- O Brasil anunciará sua Política Nacional de Minerais Críticos e Estratégicos (PNMCE) para aumentar a produção e o beneficiamento de terras-raras.
- O país possui a segunda maior reserva mundial de terras-raras, estimada em 21 milhões de toneladas, mas processou apenas 20 toneladas em 2024.
- A baixa produtividade é atribuída à falta de tecnologia nas etapas de separação e beneficiamento, atualmente dominadas pela China.
- O governo pretende promover um desenvolvimento sustentável da cadeia mineral, priorizando o licenciamento federal e o mapeamento geológico.
- A nova política busca evitar que o Brasil seja apenas um exportador de bens de baixo valor agregado, visando desenvolver uma cadeia produtiva completa.
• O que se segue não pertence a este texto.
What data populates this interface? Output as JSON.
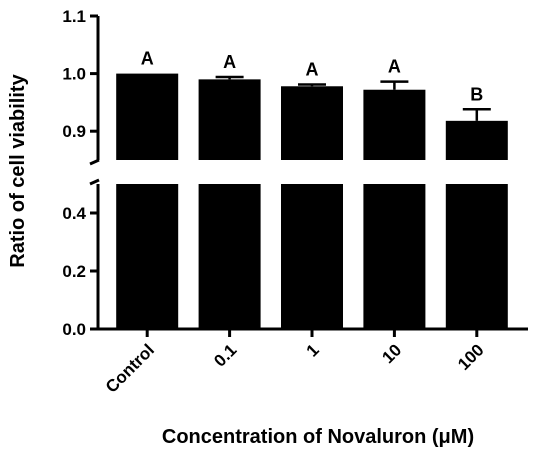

O Brasil está prestes a anunciar sua Política Nacional de Minerais Críticos e Estratégicos (PNMCE), com o objetivo de aumentar a produção e o beneficiamento de terras-raras. Este movimento ocorre em um contexto de crescente tensão geopolítica entre Estados Unidos e China, que dominam o mercado global desses minerais essenciais.
As terras-raras, compostas por 17 elementos como ítrio e neodímio, são fundamentais para tecnologias que vão desde baterias de veículos elétricos até sistemas de defesa. O Brasil, que possui a segunda maior reserva mundial, estimada em 21 milhões de toneladas, ainda enfrenta desafios significativos. Em 2024, o país processou apenas 20 toneladas, refletindo a carência de tecnologia e investimentos no setor.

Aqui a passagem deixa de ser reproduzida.